Tso Tsung-tang (Zuo Zongtang) was born on November 10, 1812 in Hunan Province. His early life was unpromising: he failed official court exams three times. After this disgrace, he married and retired to the life of a country gentleman, taking up silkworm raising and tea growing.
Some men are made great by events. Such was the case with Tso Tsung-Tang. The fourteen-year long Taiping Rebellion, beginning in 1850 made Tso’s military career and elevated him to legendary status. Tso initially served as an adjutant and secretary for the governor of Hunan province. In 1860, with a force of 5,000 volunteers, he drove the rebels out of Hunan and Guangxi provinces and into Zhejiang.

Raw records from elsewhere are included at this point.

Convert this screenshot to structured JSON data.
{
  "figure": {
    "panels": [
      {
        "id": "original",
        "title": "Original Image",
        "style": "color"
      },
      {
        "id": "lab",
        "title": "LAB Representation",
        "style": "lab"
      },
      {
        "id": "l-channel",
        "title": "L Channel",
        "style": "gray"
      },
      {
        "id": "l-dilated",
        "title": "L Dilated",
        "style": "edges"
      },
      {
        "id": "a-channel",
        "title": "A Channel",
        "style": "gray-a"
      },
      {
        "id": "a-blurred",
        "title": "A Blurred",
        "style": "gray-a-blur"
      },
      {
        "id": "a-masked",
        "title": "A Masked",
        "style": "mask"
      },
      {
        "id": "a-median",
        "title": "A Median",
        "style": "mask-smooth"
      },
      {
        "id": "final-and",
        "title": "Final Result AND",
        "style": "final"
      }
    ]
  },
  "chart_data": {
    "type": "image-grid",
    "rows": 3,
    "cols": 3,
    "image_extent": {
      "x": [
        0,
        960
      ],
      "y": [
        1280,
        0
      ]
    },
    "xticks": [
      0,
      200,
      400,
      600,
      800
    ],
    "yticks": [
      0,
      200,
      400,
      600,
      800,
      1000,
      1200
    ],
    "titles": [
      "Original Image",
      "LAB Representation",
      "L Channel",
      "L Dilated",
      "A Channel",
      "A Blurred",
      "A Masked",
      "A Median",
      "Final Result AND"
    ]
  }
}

Tso’s forces captured the large cities of Shaoxing and pushed further south into Fujian and Guangdong (Canton) provinces, the origin of the Taiping rebellion. The rebellion was crushed in 1864, largely thanks to the military skill of General Tso.
General Tso was the appointed governer of Zhejiang 1862-1863, governor-general of Zhejiang and Fujian provinces 1863-1866, and later served as governor-general of Shaanxi and Gansu provinces.
General Tso was known to be utterly ruthless to the enemies of the Emperor; he inflicted Chinese law’s most severe penalty, Death by a Thousand Cuts, on the captured leaders of the Nian Rebellion (1868). General Tso went on to suppress a Muslim rebellion (1868-77) on the northwest frontier, resulting in the deportation of large numbers of the Muslim population from Northwest China.
General Tso served the Qing (Ch’ing) government as an advisor as well as a fighting man. In the debate between coastal defense frontier defense, he advocated dealing with Westerners through diplomacy, arguing that Western powers fought for their commercial interests. On the other hand, Tso believed that strong frontier defense was required to deal with Russia’s territorial ambitions.
The general retired after 1882 but was recalled in 1884 to plan defense of the Fujian coast during the war with France (1884-85) for control of Annam (Vietnam). Tso Tsung-tang died on September 5, 1885.